Radu Dragomir • Director of Mo
“All I wanted was to tell a credible story”
- Romanian director Radu Dragomir invites us behind the closed doors of Mo, his first feature currently screening in competition at Sarajevo
After a few decades of various television projects, Romanian director Radu Dragomir makes the leap onto the big screen at the Sarajevo Film Festival with Mo [+see also:
interview: Radu Dragomir
film profile], a story about vulnerability, power and the dangerous dance between them. Here is what the director has to say about his story, which may very well revive the #MeToo debate in his native country.
Cineuropa: Mo was advertised as being inspired by real events. Can you give us any more details?
Radu Dragomir: The screenplay was developed from a real piece of news. A professor was filmed by a student in a dorm room while taking his clothes off and asking her for sexual favours in exchange for passing an exam. The message was so strong that it inspired me to write a story about this type of abuse. The characters and the story I portrayed are unrelated to what happened then, but I used one of the lines in the real video and made it come out of the mouth of the character in my film. It was the line that intrigued me the most: “Don’t you know what you came here for?”
For a while, the film’s working title was The Professor. Did you switch the focus from one character to the other?
Indeed, I had both versions in mind. I wrote it while switching the foreground focus between him and the student. And I decided that it was more valuable to tell the story from her perspective, as I wasn’t at all interested in finding excuses or motivations for him. In any case, the film does not aim to find any solutions, as such; rather, it’s an invitation to analyse this long-standing form of harassment that we all know happens and which may continue to happen for a long time to come. Especially in a country like Romania, where, according to a study conducted by the European Union, 55% of the respondents think that rape is excusable in some cases.
Răzvan Vasilescu and Dana Rogoz create some very good chemistry in your film. Did you write the screenplay with them in mind? How did you work together?

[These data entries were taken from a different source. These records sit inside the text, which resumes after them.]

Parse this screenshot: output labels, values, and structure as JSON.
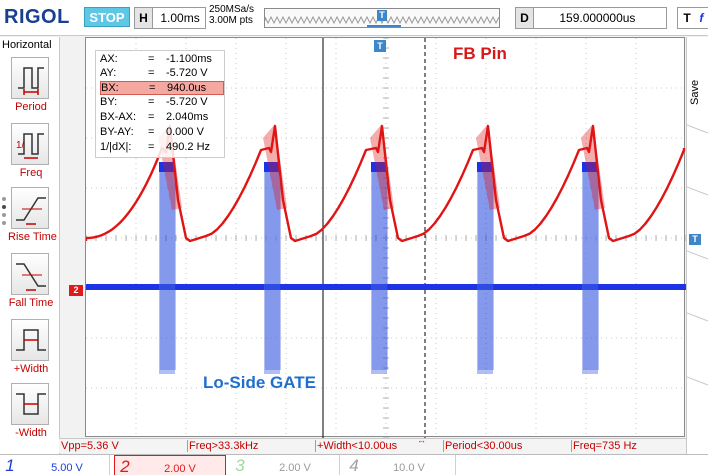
{
  "header": {
    "brand": "RIGOL",
    "run_state": "STOP",
    "timebase_key": "H",
    "timebase_value": "1.00ms",
    "sample_rate": "250MSa/s",
    "memory_depth": "3.00M pts",
    "trigger_marker": "T",
    "delay_key": "D",
    "delay_value": "159.000000us",
    "trigger_key": "T",
    "trigger_edge": "f"
  },
  "left_panel": {
    "title": "Horizontal",
    "items": [
      {
        "label": "Period",
        "icon": "period-icon"
      },
      {
        "label": "Freq",
        "icon": "frequency-icon"
      },
      {
        "label": "Rise Time",
        "icon": "rise-time-icon"
      },
      {
        "label": "Fall Time",
        "icon": "fall-time-icon"
      },
      {
        "label": "+Width",
        "icon": "positive-width-icon"
      },
      {
        "label": "-Width",
        "icon": "negative-width-icon"
      }
    ]
  },
  "right_panel": {
    "save_label": "Save",
    "trigger_level_marker": "T"
  },
  "cursor_readout": [
    {
      "label": "AX:",
      "eq": "=",
      "value": "-1.100ms"
    },
    {
      "label": "AY:",
      "eq": "=",
      "value": "-5.720 V"
    },
    {
      "label": "BX:",
      "eq": "=",
      "value": "940.0us"
    },
    {
      "label": "BY:",
      "eq": "=",
      "value": "-5.720 V"
    },
    {
      "label": "BX-AX:",
      "eq": "=",
      "value": "2.040ms"
    },
    {
      "label": "BY-AY:",
      "eq": "=",
      "value": "0.000 V"
    },
    {
      "label": "1/|dX|:",
      "eq": "=",
      "value": "490.2 Hz"
    }
  ],
  "annotations": {
    "ch1_note": "FB Pin",
    "ch2_note": "Lo-Side GATE",
    "ch2_marker": "2",
    "trigger_pos_marker": "T"
  },
  "measurements": [
    "Vpp=5.36 V",
    "Freq>33.3kHz",
    "+Width<10.00us",
    "Period<30.00us",
    "Freq=735 Hz"
  ],
  "channels": [
    {
      "num": "1",
      "scale": "5.00 V",
      "color": "#1f3fd6",
      "active": false
    },
    {
      "num": "2",
      "scale": "2.00 V",
      "color": "#e01a1a",
      "active": true
    },
    {
      "num": "3",
      "scale": "2.00 V",
      "color": "#9fd79f",
      "active": false
    },
    {
      "num": "4",
      "scale": "10.0 V",
      "color": "#a0a0a0",
      "active": false
    }
  ],
  "colors": {
    "trace_red": "#e01414",
    "trace_blue": "#1c34e6",
    "accent_cyan": "#5fc7e6",
    "measure_text": "#c40000"
  }
}
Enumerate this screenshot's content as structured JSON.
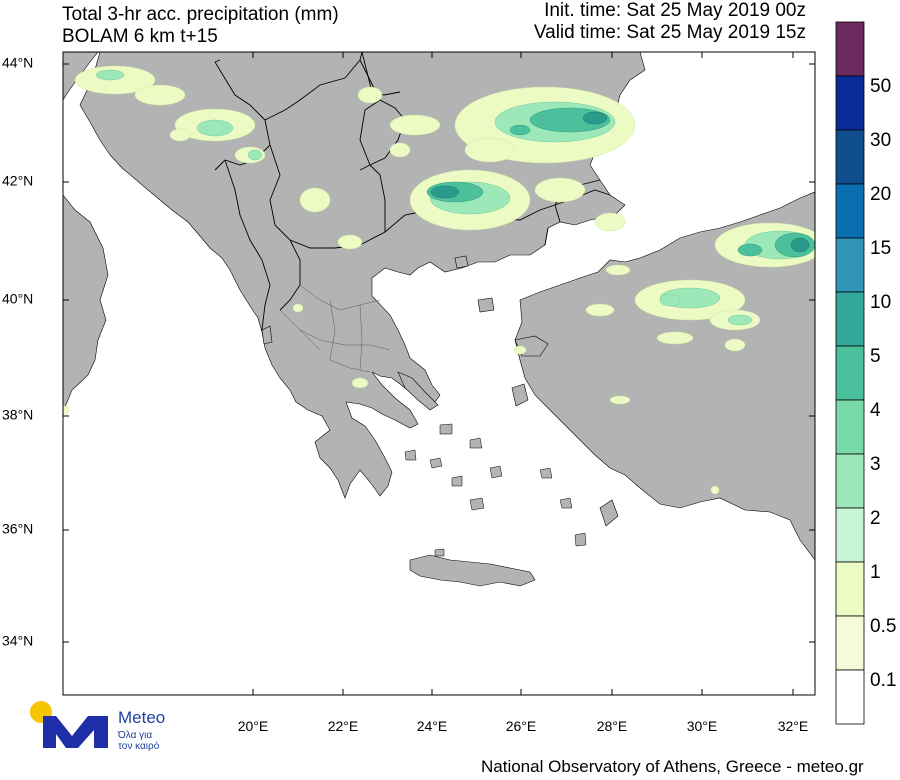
{
  "header": {
    "title_line1": "Total 3-hr acc. precipitation (mm)",
    "title_line2": "BOLAM 6 km t+15",
    "init_time": "Init. time: Sat 25 May 2019 00z",
    "valid_time": "Valid time: Sat 25 May 2019 15z"
  },
  "axes": {
    "lat_labels": [
      "44°N",
      "42°N",
      "40°N",
      "38°N",
      "36°N",
      "34°N"
    ],
    "lon_labels": [
      "20°E",
      "22°E",
      "24°E",
      "26°E",
      "28°E",
      "30°E",
      "32°E"
    ]
  },
  "legend": {
    "unit": "mm",
    "levels": [
      "50",
      "30",
      "20",
      "15",
      "10",
      "5",
      "4",
      "3",
      "2",
      "1",
      "0.5",
      "0.1"
    ],
    "colors": [
      "#6a2a5e",
      "#0a2a9a",
      "#0f4d8e",
      "#0a6eb0",
      "#2f94b8",
      "#33a89a",
      "#4cbf9c",
      "#7ad9a8",
      "#9ce8b8",
      "#c8f5d4",
      "#ecfbc4",
      "#f4fbd8",
      "#ffffff"
    ]
  },
  "map": {
    "land_color": "#b3b3b3",
    "sea_color": "#ffffff",
    "border_color": "#000000",
    "precip_colors": {
      "light": "#ecfbc4",
      "moderate": "#9ce8b8",
      "heavy": "#4cbf9c",
      "very_heavy": "#2a9a8a"
    }
  },
  "branding": {
    "logo_name": "Meteo",
    "logo_tagline_line1": "Όλα για",
    "logo_tagline_line2": "τον καιρό",
    "footer": "National Observatory of Athens, Greece - meteo.gr"
  }
}
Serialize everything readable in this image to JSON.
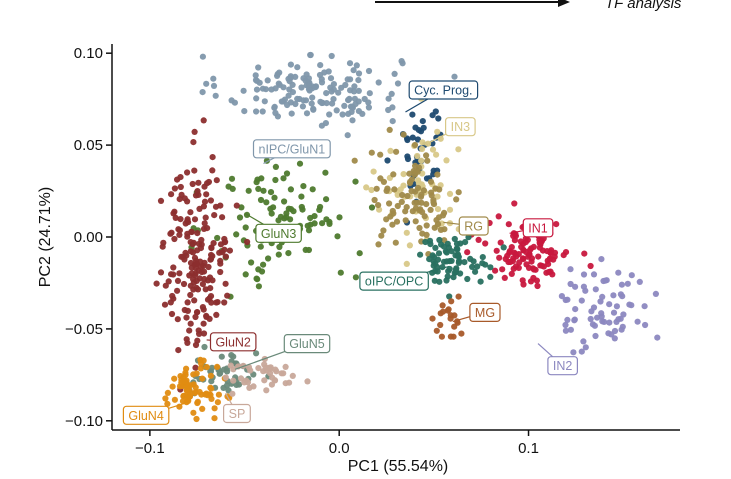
{
  "header": {
    "annotation_text": "TF analysis"
  },
  "chart_data": {
    "type": "scatter",
    "title": "",
    "xlabel": "PC1 (55.54%)",
    "ylabel": "PC2 (24.71%)",
    "xlim": [
      -0.12,
      0.18
    ],
    "ylim": [
      -0.105,
      0.105
    ],
    "xticks": [
      -0.1,
      0.0,
      0.1
    ],
    "xtick_labels": [
      "−0.1",
      "0.0",
      "0.1"
    ],
    "yticks": [
      0.1,
      0.05,
      0.0,
      -0.05,
      -0.1
    ],
    "ytick_labels": [
      "0.10",
      "0.05",
      "0.00",
      "−0.05",
      "−0.10"
    ],
    "grid": false,
    "legend": "none (clusters labeled directly)",
    "clusters": [
      {
        "name": "nIPC/GluN1",
        "color": "#8097ab",
        "center": [
          -0.015,
          0.08
        ],
        "spread": [
          0.038,
          0.015
        ],
        "count": 150,
        "label_pos": [
          -0.025,
          0.048
        ],
        "anchor": [
          -0.04,
          0.04
        ]
      },
      {
        "name": "Cyc. Prog.",
        "color": "#1e4a70",
        "center": [
          0.043,
          0.048
        ],
        "spread": [
          0.01,
          0.025
        ],
        "count": 40,
        "label_pos": [
          0.055,
          0.08
        ],
        "anchor": [
          0.035,
          0.068
        ]
      },
      {
        "name": "IN3",
        "color": "#d8c888",
        "center": [
          0.045,
          0.025
        ],
        "spread": [
          0.02,
          0.03
        ],
        "count": 55,
        "label_pos": [
          0.064,
          0.06
        ],
        "anchor": [
          0.045,
          0.05
        ]
      },
      {
        "name": "GluN3",
        "color": "#4e7a2e",
        "center": [
          -0.03,
          0.01
        ],
        "spread": [
          0.03,
          0.03
        ],
        "count": 110,
        "label_pos": [
          -0.032,
          0.002
        ],
        "anchor": [
          -0.05,
          0.013
        ]
      },
      {
        "name": "RG",
        "color": "#a08a4a",
        "center": [
          0.04,
          0.02
        ],
        "spread": [
          0.02,
          0.022
        ],
        "count": 90,
        "label_pos": [
          0.071,
          0.006
        ],
        "anchor": [
          0.055,
          0.008
        ]
      },
      {
        "name": "IN1",
        "color": "#c8183e",
        "center": [
          0.1,
          -0.008
        ],
        "spread": [
          0.018,
          0.014
        ],
        "count": 110,
        "label_pos": [
          0.105,
          0.005
        ],
        "anchor": [
          0.09,
          0.002
        ]
      },
      {
        "name": "oIPC/OPC",
        "color": "#287060",
        "center": [
          0.06,
          -0.012
        ],
        "spread": [
          0.015,
          0.01
        ],
        "count": 70,
        "label_pos": [
          0.029,
          -0.024
        ],
        "anchor": [
          0.058,
          -0.016
        ]
      },
      {
        "name": "MG",
        "color": "#a85a2a",
        "center": [
          0.057,
          -0.045
        ],
        "spread": [
          0.007,
          0.008
        ],
        "count": 20,
        "label_pos": [
          0.077,
          -0.041
        ],
        "anchor": [
          0.06,
          -0.046
        ]
      },
      {
        "name": "IN2",
        "color": "#8c88c0",
        "center": [
          0.14,
          -0.04
        ],
        "spread": [
          0.02,
          0.02
        ],
        "count": 70,
        "label_pos": [
          0.118,
          -0.07
        ],
        "anchor": [
          0.105,
          -0.058
        ]
      },
      {
        "name": "GluN2",
        "color": "#8c2e2e",
        "center": [
          -0.075,
          -0.01
        ],
        "spread": [
          0.015,
          0.042
        ],
        "count": 190,
        "label_pos": [
          -0.056,
          -0.057
        ],
        "anchor": [
          -0.07,
          -0.056
        ]
      },
      {
        "name": "GluN5",
        "color": "#6a8a7a",
        "center": [
          -0.06,
          -0.075
        ],
        "spread": [
          0.014,
          0.01
        ],
        "count": 45,
        "label_pos": [
          -0.017,
          -0.058
        ],
        "anchor": [
          -0.055,
          -0.072
        ]
      },
      {
        "name": "GluN4",
        "color": "#e08c12",
        "center": [
          -0.078,
          -0.083
        ],
        "spread": [
          0.011,
          0.011
        ],
        "count": 75,
        "label_pos": [
          -0.102,
          -0.097
        ],
        "anchor": [
          -0.08,
          -0.09
        ]
      },
      {
        "name": "SP",
        "color": "#c8a89a",
        "center": [
          -0.04,
          -0.076
        ],
        "spread": [
          0.018,
          0.008
        ],
        "count": 40,
        "label_pos": [
          -0.054,
          -0.096
        ],
        "anchor": [
          -0.06,
          -0.085
        ]
      }
    ]
  }
}
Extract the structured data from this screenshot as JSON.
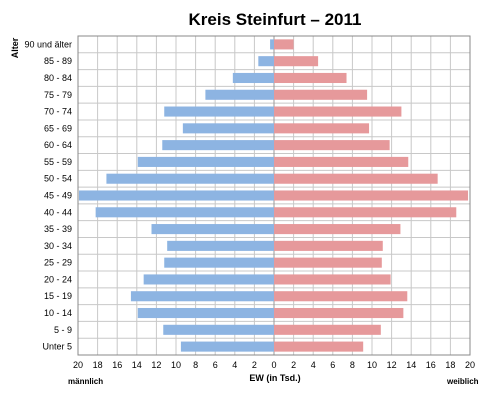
{
  "chart_data": {
    "type": "bar",
    "orientation": "horizontal-pyramid",
    "title": "Kreis Steinfurt – 2011",
    "ylabel": "Alter",
    "xlabel": "EW (in Tsd.)",
    "left_label": "männlich",
    "right_label": "weiblich",
    "xlim": [
      0,
      20
    ],
    "xticks": [
      20,
      18,
      16,
      14,
      12,
      10,
      8,
      6,
      4,
      2,
      0,
      2,
      4,
      6,
      8,
      10,
      12,
      14,
      16,
      18,
      20
    ],
    "grid": true,
    "categories": [
      "90 und älter",
      "85 - 89",
      "80 - 84",
      "75 - 79",
      "70 - 74",
      "65 - 69",
      "60 - 64",
      "55 - 59",
      "50 - 54",
      "45 - 49",
      "40 - 44",
      "35 - 39",
      "30 - 34",
      "25 - 29",
      "20 - 24",
      "15 - 19",
      "10 - 14",
      "5 - 9",
      "Unter 5"
    ],
    "series": [
      {
        "name": "männlich",
        "color": "#8db4e2",
        "values": [
          0.4,
          1.6,
          4.2,
          7.0,
          11.2,
          9.3,
          11.4,
          13.9,
          17.1,
          19.9,
          18.2,
          12.5,
          10.9,
          11.2,
          13.3,
          14.6,
          13.9,
          11.3,
          9.5
        ]
      },
      {
        "name": "weiblich",
        "color": "#e6999b",
        "values": [
          2.0,
          4.5,
          7.4,
          9.5,
          13.0,
          9.7,
          11.8,
          13.7,
          16.7,
          19.8,
          18.6,
          12.9,
          11.1,
          11.0,
          11.9,
          13.6,
          13.2,
          10.9,
          9.1
        ]
      }
    ]
  }
}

From the very beginning, I wrote the screenplay especially for them. I knew Răzvan Vasilescu from Lucian Pintilie’s films, and I was so glad that he believed in the screenplay and he trusted me enough to agree to play this part in my first feature. Coincidentally, Răzvan Vasilescu was Dana Rogoz’s acting professor at UNATC [the National University of Theatre and Film in Bucharest], but this was just a bonus. Their relationship developed gradually during rehearsals, and when we started production, they knew their characters’ intentions perfectly well. Things worked out marvellously, given that we only had 13 shooting days, as the budget was quite small.
One could say that the #MeToo movement did not truly reverberate or take hold in Romania. Do you think Mo may spark, or at least help to spark, a debate?
We shot the film before #MeToo, and it was not our plan to demonstrate anything or to talk about a local #MeToo. Only after the movie was made did we realise that it would be associated with the movement, and we were glad because it can truly be an opportunity to debate the issue. As you correctly point out, the movement didn’t actually spread to Romania. It was mostly debated in our bubble, quickly being reduced to jokes about actresses and directors, as if #MeToo would only be related to the film industry. Honestly, I would love the movie to prompt a debate, but I don’t dare hope too much. Dana Rogoz is planning a series of meetings in universities this autumn in order to talk openly about sexual harassment in this specific environment. It may help students.
When a film like Mo is released, one may come to realise that Romanian cinema frequently returns to a few favourite topics. What can be done in order to broach a wider range of topics?
I respect Romanian cinema – the references in Mo stand as proof of this, but it was never my goal to make my film part of a certain wave by choosing a particular topic. Also, I have never planned to systematically go against the wave. All I wanted was to tell a credible story. As for the diversity of topics, I think that, at least over the last few years, our cinema has not been lacking in courage.